The receptionist had another idea.   Call my insurance company and make the doctor my primary care doctor, he was an internist as well as a nephrologist.  This way I wouldn’t need a referral.  The call to my insurance company lasted for 29 minutes.  There were a series of hurdles and I was placed on hold several times, listening to muzak, the last patient of the day, waiting in the doctor’s empty waiting room, earphones in my ears.  Toward the end of this endless call the doctor passed by and I asked if he had any IV valium.  He smiled and told me not to worry, he was in no rush.  

There followed a discussion of his office location.  I told Karen, at the insurance company, that I was at 161 Madison Avenue.  She told me I could only see the doctor at his East 88th Street office.  I repeated this out loud and the receptionist, who by this point had already hugged Sekhnet twice, nodded emphatically that it was no problem.   “Tell her you’re at 88th Street,” she said.   I have a hard time with an outright lie, so I said “88th Street, fine.”

I was now at the last hurdle: a three question questionnaire about my reason for switching primary care doctors.   The last question was about convenience.

“Is the location of this doctor’s office more convenient for you?” Karen asked me kindly.   Not really, I told her.  I explained that the doctor I’d been seeing was half a block from my house and that this doctor was located about an hour from my home, but that I wanted to switch anyway.

“Is the location of this doctor’s office more convenient for you?” Karen asked me again, prompting me.  I repeated Karen’s question out loud for the receptionist and Sekhnet, both now actively coaching me, nodding like two mad women.  

“Yes,” I told Karen, “much, much, much more convenient.  Thank you.”  She thanked me, the transfer was done, I was able to see the nephrologist.    

When the nurse began taking my vitals I heard Sekhnet’s agitated entreaty from the waiting room.  “Don’t take his blood pressure yet, he just got off the phone with the insurance company!”  I told them both it was OK.  My pulse was 57, blood pressure 122/82.   I told them I’d become so used to being screwed around by the insurance company that it rolled off me like water off a duck’s back.

The young doctor smiled again when I apologized for being late (it was now an hour after my original appointment time).  We discussed my idiopathic membranous nephropathy and he told me candidly that the reason there is not more recent research on the disease, which is not as rare as the lack of research might suggest, is that there is no pharmaceutical in development.  The drugs used to treat the disease have been around for a long time.   When a new pharmaceutical is in development that drives research.  “Death by American Healthcare,” I thought, but nodded thoughtfully instead.

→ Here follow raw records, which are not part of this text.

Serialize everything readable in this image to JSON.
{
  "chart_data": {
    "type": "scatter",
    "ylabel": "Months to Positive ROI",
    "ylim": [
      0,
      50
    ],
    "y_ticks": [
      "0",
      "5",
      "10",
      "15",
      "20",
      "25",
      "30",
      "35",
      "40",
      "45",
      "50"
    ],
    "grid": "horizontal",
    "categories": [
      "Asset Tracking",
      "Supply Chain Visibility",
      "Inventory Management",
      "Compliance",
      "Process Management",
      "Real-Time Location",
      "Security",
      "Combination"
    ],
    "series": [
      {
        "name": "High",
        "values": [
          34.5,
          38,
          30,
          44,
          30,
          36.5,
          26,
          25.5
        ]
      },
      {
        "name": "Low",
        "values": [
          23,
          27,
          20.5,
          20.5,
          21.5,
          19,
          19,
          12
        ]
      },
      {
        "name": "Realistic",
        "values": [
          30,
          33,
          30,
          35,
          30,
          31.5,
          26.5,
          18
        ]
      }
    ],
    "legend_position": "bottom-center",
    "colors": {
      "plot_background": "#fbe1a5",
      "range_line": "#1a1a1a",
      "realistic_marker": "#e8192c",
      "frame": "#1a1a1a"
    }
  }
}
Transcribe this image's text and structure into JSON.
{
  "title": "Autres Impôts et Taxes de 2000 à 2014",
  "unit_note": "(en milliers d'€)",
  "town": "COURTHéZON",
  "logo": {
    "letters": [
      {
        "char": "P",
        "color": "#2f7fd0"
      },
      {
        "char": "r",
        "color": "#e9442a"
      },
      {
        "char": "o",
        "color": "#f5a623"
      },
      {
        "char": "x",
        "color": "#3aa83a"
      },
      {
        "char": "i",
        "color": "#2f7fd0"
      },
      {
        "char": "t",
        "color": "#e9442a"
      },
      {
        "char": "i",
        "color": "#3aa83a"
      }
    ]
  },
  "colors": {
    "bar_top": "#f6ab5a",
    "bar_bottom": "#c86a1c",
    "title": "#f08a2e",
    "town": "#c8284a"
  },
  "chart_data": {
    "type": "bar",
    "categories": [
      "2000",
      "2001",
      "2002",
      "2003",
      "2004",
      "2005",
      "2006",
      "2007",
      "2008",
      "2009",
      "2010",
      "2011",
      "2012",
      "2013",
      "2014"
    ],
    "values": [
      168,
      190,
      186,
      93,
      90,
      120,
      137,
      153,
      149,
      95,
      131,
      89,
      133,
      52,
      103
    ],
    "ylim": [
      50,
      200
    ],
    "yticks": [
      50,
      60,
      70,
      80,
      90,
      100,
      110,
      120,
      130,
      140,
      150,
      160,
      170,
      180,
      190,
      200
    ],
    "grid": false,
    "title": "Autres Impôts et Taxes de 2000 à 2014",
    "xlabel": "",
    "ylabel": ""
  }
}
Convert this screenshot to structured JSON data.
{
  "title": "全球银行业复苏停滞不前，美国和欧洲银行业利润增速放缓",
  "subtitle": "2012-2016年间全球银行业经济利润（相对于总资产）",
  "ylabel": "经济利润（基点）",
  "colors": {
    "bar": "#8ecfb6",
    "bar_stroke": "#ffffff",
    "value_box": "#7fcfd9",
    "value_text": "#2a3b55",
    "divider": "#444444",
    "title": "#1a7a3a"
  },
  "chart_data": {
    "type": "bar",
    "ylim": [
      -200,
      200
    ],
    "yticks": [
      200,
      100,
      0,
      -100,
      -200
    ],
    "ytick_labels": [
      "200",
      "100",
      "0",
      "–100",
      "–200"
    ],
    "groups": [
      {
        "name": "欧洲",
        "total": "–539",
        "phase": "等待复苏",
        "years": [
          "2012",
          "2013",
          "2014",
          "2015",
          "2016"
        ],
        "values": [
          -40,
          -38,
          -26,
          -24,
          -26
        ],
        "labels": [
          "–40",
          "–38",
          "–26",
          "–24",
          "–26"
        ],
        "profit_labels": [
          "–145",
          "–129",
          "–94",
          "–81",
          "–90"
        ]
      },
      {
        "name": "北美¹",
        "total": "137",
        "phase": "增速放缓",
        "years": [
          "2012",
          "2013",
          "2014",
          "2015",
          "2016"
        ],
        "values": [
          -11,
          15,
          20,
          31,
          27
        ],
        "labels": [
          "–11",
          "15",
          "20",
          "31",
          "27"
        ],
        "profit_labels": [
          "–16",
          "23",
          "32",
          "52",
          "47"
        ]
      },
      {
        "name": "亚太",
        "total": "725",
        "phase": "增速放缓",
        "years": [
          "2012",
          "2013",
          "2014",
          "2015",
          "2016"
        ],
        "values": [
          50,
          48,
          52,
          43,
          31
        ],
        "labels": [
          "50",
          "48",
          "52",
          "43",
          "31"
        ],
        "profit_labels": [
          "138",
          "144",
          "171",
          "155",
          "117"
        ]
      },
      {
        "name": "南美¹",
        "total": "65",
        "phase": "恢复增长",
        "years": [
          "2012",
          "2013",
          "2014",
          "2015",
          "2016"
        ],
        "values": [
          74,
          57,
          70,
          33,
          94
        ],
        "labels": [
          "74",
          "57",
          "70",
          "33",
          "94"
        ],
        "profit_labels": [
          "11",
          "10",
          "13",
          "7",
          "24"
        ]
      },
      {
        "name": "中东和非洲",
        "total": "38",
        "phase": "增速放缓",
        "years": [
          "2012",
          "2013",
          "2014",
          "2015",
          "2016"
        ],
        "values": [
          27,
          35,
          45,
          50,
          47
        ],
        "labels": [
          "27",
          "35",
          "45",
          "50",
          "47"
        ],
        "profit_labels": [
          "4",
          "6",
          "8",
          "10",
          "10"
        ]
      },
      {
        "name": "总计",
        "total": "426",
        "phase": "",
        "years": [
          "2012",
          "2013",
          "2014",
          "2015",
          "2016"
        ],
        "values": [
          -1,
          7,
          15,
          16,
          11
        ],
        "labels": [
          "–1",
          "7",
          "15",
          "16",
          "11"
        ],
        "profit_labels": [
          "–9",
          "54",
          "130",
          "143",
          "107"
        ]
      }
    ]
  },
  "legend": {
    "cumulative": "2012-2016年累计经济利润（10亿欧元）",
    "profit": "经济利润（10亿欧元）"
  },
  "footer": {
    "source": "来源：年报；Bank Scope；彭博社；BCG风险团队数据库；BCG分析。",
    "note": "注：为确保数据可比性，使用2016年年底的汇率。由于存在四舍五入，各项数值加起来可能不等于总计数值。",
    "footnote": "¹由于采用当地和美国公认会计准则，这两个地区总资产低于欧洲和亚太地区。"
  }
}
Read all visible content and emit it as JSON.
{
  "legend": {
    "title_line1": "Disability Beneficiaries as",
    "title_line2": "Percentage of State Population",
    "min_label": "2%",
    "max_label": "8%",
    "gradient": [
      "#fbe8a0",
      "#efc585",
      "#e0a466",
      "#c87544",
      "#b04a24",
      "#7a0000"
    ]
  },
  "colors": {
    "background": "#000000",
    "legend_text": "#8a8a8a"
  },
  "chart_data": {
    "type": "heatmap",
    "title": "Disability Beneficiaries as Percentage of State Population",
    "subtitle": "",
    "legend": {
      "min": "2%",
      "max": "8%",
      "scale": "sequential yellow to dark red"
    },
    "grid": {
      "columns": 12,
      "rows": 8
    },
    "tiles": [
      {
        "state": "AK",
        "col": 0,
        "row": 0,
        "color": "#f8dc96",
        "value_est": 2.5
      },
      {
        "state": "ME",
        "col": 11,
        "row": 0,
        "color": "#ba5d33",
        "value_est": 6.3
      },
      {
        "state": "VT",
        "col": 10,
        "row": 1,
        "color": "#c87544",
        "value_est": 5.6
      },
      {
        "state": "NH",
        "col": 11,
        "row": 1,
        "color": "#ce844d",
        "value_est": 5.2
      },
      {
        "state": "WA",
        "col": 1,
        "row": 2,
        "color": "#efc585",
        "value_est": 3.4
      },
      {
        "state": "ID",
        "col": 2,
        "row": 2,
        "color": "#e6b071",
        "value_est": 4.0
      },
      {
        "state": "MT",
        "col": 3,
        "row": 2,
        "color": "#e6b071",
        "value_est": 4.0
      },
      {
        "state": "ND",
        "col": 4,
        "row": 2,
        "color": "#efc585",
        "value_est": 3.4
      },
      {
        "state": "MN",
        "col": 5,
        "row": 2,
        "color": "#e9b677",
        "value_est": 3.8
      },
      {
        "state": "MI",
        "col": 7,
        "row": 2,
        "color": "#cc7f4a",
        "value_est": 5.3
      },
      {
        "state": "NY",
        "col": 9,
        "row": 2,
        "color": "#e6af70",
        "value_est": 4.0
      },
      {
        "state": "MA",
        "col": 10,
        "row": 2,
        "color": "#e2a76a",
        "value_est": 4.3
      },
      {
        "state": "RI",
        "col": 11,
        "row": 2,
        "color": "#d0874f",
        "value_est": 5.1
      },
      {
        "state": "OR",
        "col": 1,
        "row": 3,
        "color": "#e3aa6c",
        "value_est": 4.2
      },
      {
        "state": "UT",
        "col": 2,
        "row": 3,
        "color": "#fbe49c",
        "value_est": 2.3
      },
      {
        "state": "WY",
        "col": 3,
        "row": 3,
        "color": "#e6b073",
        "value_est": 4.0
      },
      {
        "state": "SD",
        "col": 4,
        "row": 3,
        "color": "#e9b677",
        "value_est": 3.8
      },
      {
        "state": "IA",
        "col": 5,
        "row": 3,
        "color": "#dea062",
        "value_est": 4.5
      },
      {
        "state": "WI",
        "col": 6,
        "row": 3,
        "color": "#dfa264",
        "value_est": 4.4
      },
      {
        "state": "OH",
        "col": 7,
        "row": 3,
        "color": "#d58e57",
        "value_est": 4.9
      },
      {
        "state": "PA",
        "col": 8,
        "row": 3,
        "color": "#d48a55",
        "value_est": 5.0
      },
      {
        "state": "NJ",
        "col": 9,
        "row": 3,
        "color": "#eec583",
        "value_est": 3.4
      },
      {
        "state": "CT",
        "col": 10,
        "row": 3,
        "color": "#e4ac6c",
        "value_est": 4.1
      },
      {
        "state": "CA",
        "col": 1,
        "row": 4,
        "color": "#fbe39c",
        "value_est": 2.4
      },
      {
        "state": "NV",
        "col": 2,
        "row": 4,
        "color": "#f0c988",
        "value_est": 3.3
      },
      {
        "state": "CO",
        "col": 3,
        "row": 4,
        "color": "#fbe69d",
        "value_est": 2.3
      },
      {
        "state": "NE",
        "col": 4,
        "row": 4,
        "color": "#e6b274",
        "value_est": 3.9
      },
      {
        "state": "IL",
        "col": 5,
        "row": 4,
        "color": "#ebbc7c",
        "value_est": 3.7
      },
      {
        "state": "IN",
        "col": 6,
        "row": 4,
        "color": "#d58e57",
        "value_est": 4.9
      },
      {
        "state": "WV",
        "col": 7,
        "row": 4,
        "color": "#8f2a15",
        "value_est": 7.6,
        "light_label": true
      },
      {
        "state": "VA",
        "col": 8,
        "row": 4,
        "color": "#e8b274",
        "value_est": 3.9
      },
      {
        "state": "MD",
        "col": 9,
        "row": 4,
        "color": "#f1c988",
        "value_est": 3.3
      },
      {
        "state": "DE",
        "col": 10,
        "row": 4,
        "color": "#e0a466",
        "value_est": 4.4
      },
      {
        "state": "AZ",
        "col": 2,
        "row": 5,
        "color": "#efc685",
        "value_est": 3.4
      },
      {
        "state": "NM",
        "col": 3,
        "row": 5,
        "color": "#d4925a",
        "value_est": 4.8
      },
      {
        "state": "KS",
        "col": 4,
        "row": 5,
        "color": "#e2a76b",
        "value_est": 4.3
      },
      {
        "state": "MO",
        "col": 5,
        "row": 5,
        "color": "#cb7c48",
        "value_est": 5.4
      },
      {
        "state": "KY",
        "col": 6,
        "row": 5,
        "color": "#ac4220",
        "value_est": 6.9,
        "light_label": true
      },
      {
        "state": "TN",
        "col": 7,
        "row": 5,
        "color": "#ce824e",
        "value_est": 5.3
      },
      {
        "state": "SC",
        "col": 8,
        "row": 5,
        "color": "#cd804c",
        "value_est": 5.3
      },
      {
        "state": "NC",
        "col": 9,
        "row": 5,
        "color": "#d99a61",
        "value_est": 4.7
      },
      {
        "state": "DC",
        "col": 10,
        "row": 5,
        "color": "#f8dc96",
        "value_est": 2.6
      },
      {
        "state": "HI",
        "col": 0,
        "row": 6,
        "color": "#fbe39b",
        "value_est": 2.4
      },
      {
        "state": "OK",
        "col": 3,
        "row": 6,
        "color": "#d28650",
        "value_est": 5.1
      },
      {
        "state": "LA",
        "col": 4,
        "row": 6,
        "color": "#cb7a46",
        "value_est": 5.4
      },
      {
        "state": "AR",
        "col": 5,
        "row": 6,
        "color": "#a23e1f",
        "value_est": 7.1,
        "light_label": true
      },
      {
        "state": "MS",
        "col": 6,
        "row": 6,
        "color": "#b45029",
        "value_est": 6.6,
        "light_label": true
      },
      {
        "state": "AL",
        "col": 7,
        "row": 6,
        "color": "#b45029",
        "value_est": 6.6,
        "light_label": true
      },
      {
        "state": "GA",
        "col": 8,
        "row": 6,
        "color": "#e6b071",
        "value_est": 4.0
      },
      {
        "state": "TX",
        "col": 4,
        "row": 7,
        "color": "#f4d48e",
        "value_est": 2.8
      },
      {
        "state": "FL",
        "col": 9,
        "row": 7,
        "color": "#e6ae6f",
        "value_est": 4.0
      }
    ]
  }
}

He was indeed a very likable doctor.  The upshot was roughly the same as at the previous nephrologist, my best bet was medicine’s only bet: immunosuppressive therapy.   He would refer me to the doctor he trained under, who specializes in glomerular (a word I still can’t pronounce– definition below*) diseases like mine.   There was no immediate rush to begin treatment, he said, as the disease progresses slowly, but his senior colleague was the expert and would fully inform me of everything I needed to know.  We shook hands and bid each other goodbye.   Sekhnet was beaming from ear to ear.  

“You should keep this doctor,” she told me, “even though it’s inconvenient to get to his office.”  I told her I’d think about it.  This morning at 9 a.m. he called to discuss the results of yesterday’s blood test.  We’ve been playing phone tag since, but it was impressive to hear back from him so soon.


*      glomerulus:  a cluster of capillaries around the end of a kidney tubule, where waste products are filtered from the blood.